After I remembered the sexual abuse, but before I remembered ritual abuse, I worked a lot with self-hypnosis. It told me nothing new about my past but it helped me deal with the feelings that had been buried so long. That was okay; I wasn’t looking for more information. I was trying to absorb what I already had learned, which was far more than I ever wanted to know.

An early phrase that came up was “If I could write with blood…” which meant, or I thought it meant, was that the intensity of writing in blood would drive home the meaning of what I wanted to communicate. Like taking somebody by the shoulders, shaking them, and yelling, “Listen to me!!!” At the time, I had no idea what I wanted to say, I just knew I wanted a really powerful way of expressing myself.

A few days later I took out pencil and watercolors and started sketching my hand. It was as if the painting painted itself — it was like one of those coloring books from my childhood where you went over the page with a wet brush and a picture magically appeared. (Wonder if that kind of coloring book is still available?) My mind was blank as I did this.

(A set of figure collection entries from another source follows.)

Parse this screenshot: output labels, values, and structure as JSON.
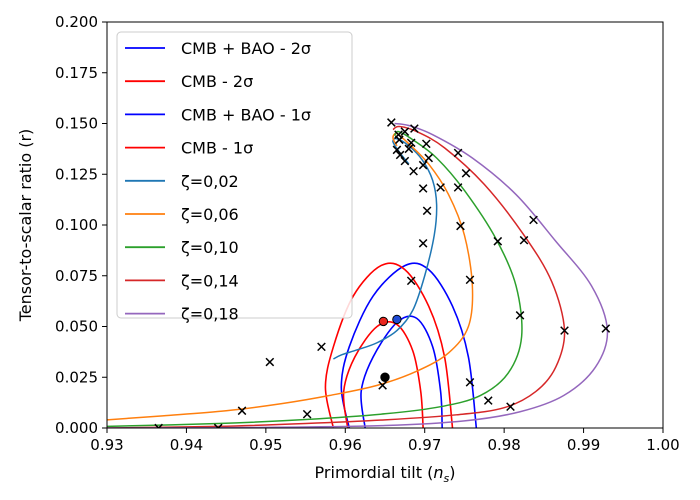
{
  "chart_data": {
    "type": "line",
    "xlabel_main": "Primordial tilt (",
    "xlabel_sym": "n",
    "xlabel_sub": "s",
    "xlabel_close": ")",
    "ylabel": "Tensor-to-scalar ratio (r)",
    "xlim": [
      0.93,
      1.0
    ],
    "ylim": [
      0.0,
      0.2
    ],
    "xticks": [
      "0.93",
      "0.94",
      "0.95",
      "0.96",
      "0.97",
      "0.98",
      "0.99",
      "1.00"
    ],
    "yticks": [
      "0.000",
      "0.025",
      "0.050",
      "0.075",
      "0.100",
      "0.125",
      "0.150",
      "0.175",
      "0.200"
    ],
    "legend_position": "top-left",
    "legend": [
      {
        "label": "CMB + BAO - 2σ",
        "color": "#0000ff"
      },
      {
        "label": "CMB - 2σ",
        "color": "#ff0000"
      },
      {
        "label": "CMB + BAO - 1σ",
        "color": "#0000ff"
      },
      {
        "label": "CMB - 1σ",
        "color": "#ff0000"
      },
      {
        "label": "ζ=0,02",
        "color": "#1f77b4"
      },
      {
        "label": "ζ=0,06",
        "color": "#ff7f0e"
      },
      {
        "label": "ζ=0,10",
        "color": "#2ca02c"
      },
      {
        "label": "ζ=0,14",
        "color": "#d62728"
      },
      {
        "label": "ζ=0,18",
        "color": "#9467bd"
      }
    ],
    "contours": [
      {
        "name": "CMB + BAO - 2σ",
        "color": "#0000ff",
        "points": [
          [
            0.9605,
            0.0
          ],
          [
            0.9595,
            0.02
          ],
          [
            0.9605,
            0.04
          ],
          [
            0.9635,
            0.065
          ],
          [
            0.9675,
            0.08
          ],
          [
            0.9705,
            0.078
          ],
          [
            0.9735,
            0.06
          ],
          [
            0.9755,
            0.035
          ],
          [
            0.9765,
            0.0
          ]
        ]
      },
      {
        "name": "CMB - 2σ",
        "color": "#ff0000",
        "points": [
          [
            0.9585,
            0.0
          ],
          [
            0.9575,
            0.02
          ],
          [
            0.9585,
            0.04
          ],
          [
            0.961,
            0.065
          ],
          [
            0.9645,
            0.08
          ],
          [
            0.9675,
            0.078
          ],
          [
            0.9705,
            0.06
          ],
          [
            0.9725,
            0.035
          ],
          [
            0.9735,
            0.0
          ]
        ]
      },
      {
        "name": "CMB + BAO - 1σ",
        "color": "#0000ff",
        "points": [
          [
            0.9625,
            0.0
          ],
          [
            0.962,
            0.018
          ],
          [
            0.9635,
            0.035
          ],
          [
            0.9665,
            0.052
          ],
          [
            0.969,
            0.054
          ],
          [
            0.971,
            0.04
          ],
          [
            0.972,
            0.018
          ],
          [
            0.9722,
            0.0
          ]
        ]
      },
      {
        "name": "CMB - 1σ",
        "color": "#ff0000",
        "points": [
          [
            0.9603,
            0.0
          ],
          [
            0.9598,
            0.018
          ],
          [
            0.9612,
            0.035
          ],
          [
            0.964,
            0.05
          ],
          [
            0.9665,
            0.051
          ],
          [
            0.9685,
            0.038
          ],
          [
            0.9695,
            0.018
          ],
          [
            0.9698,
            0.0
          ]
        ]
      }
    ],
    "best_fit_points": [
      {
        "x": 0.9648,
        "y": 0.0525,
        "color": "#e8261e"
      },
      {
        "x": 0.9665,
        "y": 0.0535,
        "color": "#1f4bd6"
      },
      {
        "x": 0.965,
        "y": 0.025,
        "color": "#000000"
      }
    ],
    "series": [
      {
        "name": "ζ=0,02",
        "color": "#1f77b4",
        "points": [
          [
            0.9585,
            0.034
          ],
          [
            0.9595,
            0.036
          ],
          [
            0.9615,
            0.0385
          ],
          [
            0.964,
            0.042
          ],
          [
            0.9665,
            0.048
          ],
          [
            0.9685,
            0.058
          ],
          [
            0.97,
            0.075
          ],
          [
            0.9712,
            0.095
          ],
          [
            0.9715,
            0.11
          ],
          [
            0.971,
            0.122
          ],
          [
            0.9697,
            0.132
          ],
          [
            0.968,
            0.139
          ],
          [
            0.9665,
            0.1425
          ],
          [
            0.966,
            0.141
          ],
          [
            0.9668,
            0.136
          ],
          [
            0.968,
            0.13
          ]
        ],
        "markers": [
          [
            0.9505,
            0.0325
          ],
          [
            0.957,
            0.04
          ],
          [
            0.9683,
            0.0725
          ],
          [
            0.9698,
            0.091
          ],
          [
            0.9703,
            0.107
          ],
          [
            0.9698,
            0.118
          ],
          [
            0.9686,
            0.1265
          ],
          [
            0.9675,
            0.1315
          ],
          [
            0.9669,
            0.1345
          ],
          [
            0.9665,
            0.137
          ]
        ]
      },
      {
        "name": "ζ=0,06",
        "color": "#ff7f0e",
        "points": [
          [
            0.93,
            0.004
          ],
          [
            0.937,
            0.006
          ],
          [
            0.945,
            0.0085
          ],
          [
            0.952,
            0.012
          ],
          [
            0.958,
            0.016
          ],
          [
            0.964,
            0.021
          ],
          [
            0.969,
            0.028
          ],
          [
            0.973,
            0.037
          ],
          [
            0.9755,
            0.05
          ],
          [
            0.976,
            0.07
          ],
          [
            0.975,
            0.095
          ],
          [
            0.973,
            0.115
          ],
          [
            0.9705,
            0.13
          ],
          [
            0.968,
            0.14
          ],
          [
            0.9665,
            0.145
          ],
          [
            0.966,
            0.143
          ],
          [
            0.9665,
            0.139
          ]
        ],
        "markers": [
          [
            0.947,
            0.0085
          ],
          [
            0.9647,
            0.021
          ],
          [
            0.9757,
            0.073
          ],
          [
            0.9745,
            0.0995
          ],
          [
            0.972,
            0.1185
          ],
          [
            0.9698,
            0.1295
          ],
          [
            0.968,
            0.1375
          ],
          [
            0.9668,
            0.142
          ]
        ]
      },
      {
        "name": "ζ=0,10",
        "color": "#2ca02c",
        "points": [
          [
            0.93,
            0.0008
          ],
          [
            0.944,
            0.0022
          ],
          [
            0.955,
            0.0042
          ],
          [
            0.965,
            0.007
          ],
          [
            0.972,
            0.0105
          ],
          [
            0.977,
            0.016
          ],
          [
            0.9805,
            0.027
          ],
          [
            0.9822,
            0.045
          ],
          [
            0.9815,
            0.07
          ],
          [
            0.979,
            0.093
          ],
          [
            0.975,
            0.117
          ],
          [
            0.9715,
            0.133
          ],
          [
            0.9685,
            0.142
          ],
          [
            0.9667,
            0.146
          ],
          [
            0.9662,
            0.144
          ]
        ],
        "markers": [
          [
            0.9552,
            0.0068
          ],
          [
            0.9757,
            0.0225
          ],
          [
            0.982,
            0.0555
          ],
          [
            0.9792,
            0.092
          ],
          [
            0.9742,
            0.1185
          ],
          [
            0.9705,
            0.133
          ],
          [
            0.9683,
            0.1405
          ],
          [
            0.9667,
            0.1445
          ]
        ]
      },
      {
        "name": "ζ=0,14",
        "color": "#d62728",
        "points": [
          [
            0.93,
            0.0
          ],
          [
            0.944,
            0.0008
          ],
          [
            0.955,
            0.0022
          ],
          [
            0.965,
            0.004
          ],
          [
            0.974,
            0.0065
          ],
          [
            0.98,
            0.01
          ],
          [
            0.984,
            0.018
          ],
          [
            0.9865,
            0.03
          ],
          [
            0.9876,
            0.048
          ],
          [
            0.986,
            0.072
          ],
          [
            0.9825,
            0.095
          ],
          [
            0.9775,
            0.12
          ],
          [
            0.9725,
            0.138
          ],
          [
            0.969,
            0.146
          ],
          [
            0.9668,
            0.1485
          ],
          [
            0.966,
            0.147
          ]
        ],
        "markers": [
          [
            0.9365,
            0.0
          ],
          [
            0.978,
            0.0135
          ],
          [
            0.9876,
            0.048
          ],
          [
            0.9825,
            0.0925
          ],
          [
            0.9752,
            0.1255
          ],
          [
            0.9702,
            0.14
          ],
          [
            0.9675,
            0.146
          ]
        ]
      },
      {
        "name": "ζ=0,18",
        "color": "#9467bd",
        "points": [
          [
            0.93,
            0.0
          ],
          [
            0.95,
            0.0003
          ],
          [
            0.965,
            0.0012
          ],
          [
            0.975,
            0.0035
          ],
          [
            0.982,
            0.008
          ],
          [
            0.9875,
            0.016
          ],
          [
            0.9915,
            0.03
          ],
          [
            0.993,
            0.048
          ],
          [
            0.991,
            0.07
          ],
          [
            0.9865,
            0.092
          ],
          [
            0.9815,
            0.115
          ],
          [
            0.976,
            0.133
          ],
          [
            0.971,
            0.1445
          ],
          [
            0.968,
            0.149
          ],
          [
            0.9662,
            0.15
          ]
        ],
        "markers": [
          [
            0.944,
            0.0
          ],
          [
            0.9808,
            0.0105
          ],
          [
            0.9928,
            0.049
          ],
          [
            0.9837,
            0.1025
          ],
          [
            0.9742,
            0.1355
          ],
          [
            0.9687,
            0.1475
          ],
          [
            0.9658,
            0.1505
          ]
        ]
      }
    ]
  }
}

I have never cut my wrists, and so there are no scars. But I was painting a scar — saying that my pain was so great that I wanted to, or could have, or might just as well have tried to kill myself. And the red? Is it blood, or flames, or both? I didn’t know then and I don’t know now. But it surely signifies injury and pain and it surely is intense.

Painting on my wrist is telling, if not in words, and the real scars that many of us carry are an intense, compelling way of telling. It is so sad that people cannot understand what we are saying when we hurt ourselves or even that we are trying to communicate something deep and awful. At times we ourselves cannot understand that we are trying to talk about what happened to us.

We have to find a way to translate our actions into words, and then we can make sense of why we hurt ourselves and forgive ourselves for trying to speak in the only way we had at the time.